Today, Europe is undergoing a demographic revolution. A number of countries have opened their borders to Muslim migrants from the Middle East and Africa (others have closed their borders to avoid the onslaught). The fertility rate of these immigrant groups varies, mostly by educational level, but nevertheless their fertility rate is very high. It is far higher than the indigenous European rate, which is generally below the level to maintain their majority status in their home countries. After two generations of Europe welcoming Muslims, primary school students are mostly Muslim and numerous cities are approaching or have reached majority Muslim status in total or in part. “No go” zones for the police have become common in urban areas, where Shariah law is prevalent and any Jews who remain there are in mortal danger, i.e. two elderly Jewish women were brutally murdered in the last year in their Paris apartments by antisemitic Arabs.
In the Times of Israel article cited in the introduction, it is noted that, “… debates [about the danger of being identified on the streets as a Jew] featuring high-profile figures, politicians and Jewish community leaders have little bearing on their own [Orthodox Jews] personal choice.
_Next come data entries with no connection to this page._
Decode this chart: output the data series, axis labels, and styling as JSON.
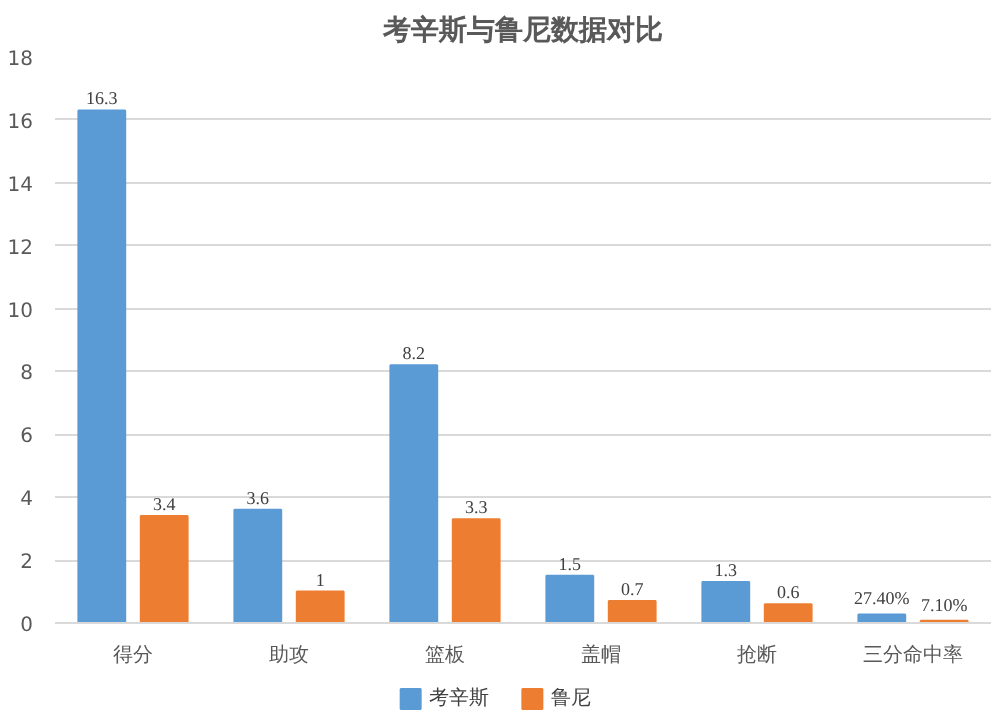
{
  "chart_data": {
    "type": "bar",
    "title": "考辛斯与鲁尼数据对比",
    "categories": [
      "得分",
      "助攻",
      "篮板",
      "盖帽",
      "抢断",
      "三分命中率"
    ],
    "series": [
      {
        "name": "考辛斯",
        "color": "#5b9bd5",
        "values": [
          16.3,
          3.6,
          8.2,
          1.5,
          1.3,
          0.274
        ],
        "value_labels": [
          "16.3",
          "3.6",
          "8.2",
          "1.5",
          "1.3",
          "27.40%"
        ]
      },
      {
        "name": "鲁尼",
        "color": "#ed7d31",
        "values": [
          3.4,
          1,
          3.3,
          0.7,
          0.6,
          0.071
        ],
        "value_labels": [
          "3.4",
          "1",
          "3.3",
          "0.7",
          "0.6",
          "7.10%"
        ]
      }
    ],
    "ylim": [
      0,
      18
    ],
    "yticks": [
      0,
      2,
      4,
      6,
      8,
      10,
      12,
      14,
      16,
      18
    ],
    "grid": "y",
    "legend": "bottom"
  }
}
Not waiting for anyone’s invitation, hundreds of thousands of them [Orthodox Jews] have been hiding their kippahs and other Jewish symbols for years now in Paris, Marseille, Brussels, London, Amsterdam and many other European cities with a large population of Muslim immigrants … In France, 40 percent of the approximately 1,200 Jews polled said they avoided wearing such items in public.” 
 The majority of the Muslim immigrants are antisemitic, the natural outcome of being raised in cultures which teach them hatred of Jews and Israel from an early age. Jews are being beaten up and even murdered for being Jewish. At the same time, the left wing voters side predominantly with the Muslim voters, catering to their needs and demands. I ask myself, what would I do if I were living in a society where living as a proud Jew is dangerous? What would I have done if I lived in Germany in the 1930s? What would I do in France now?
I like to think that I would leave at the first sign of Jews becoming targets for murderous racists, which usually coincides with the government either constricting rights for Jewish citizens, like in the 1920-30s, or the government having to go to extreme lengths to protect Jewish schools, synagogues, and other institutions with armed police and soldiers, like in Europe today. 
The question is: What are Europe’s Jews waiting for?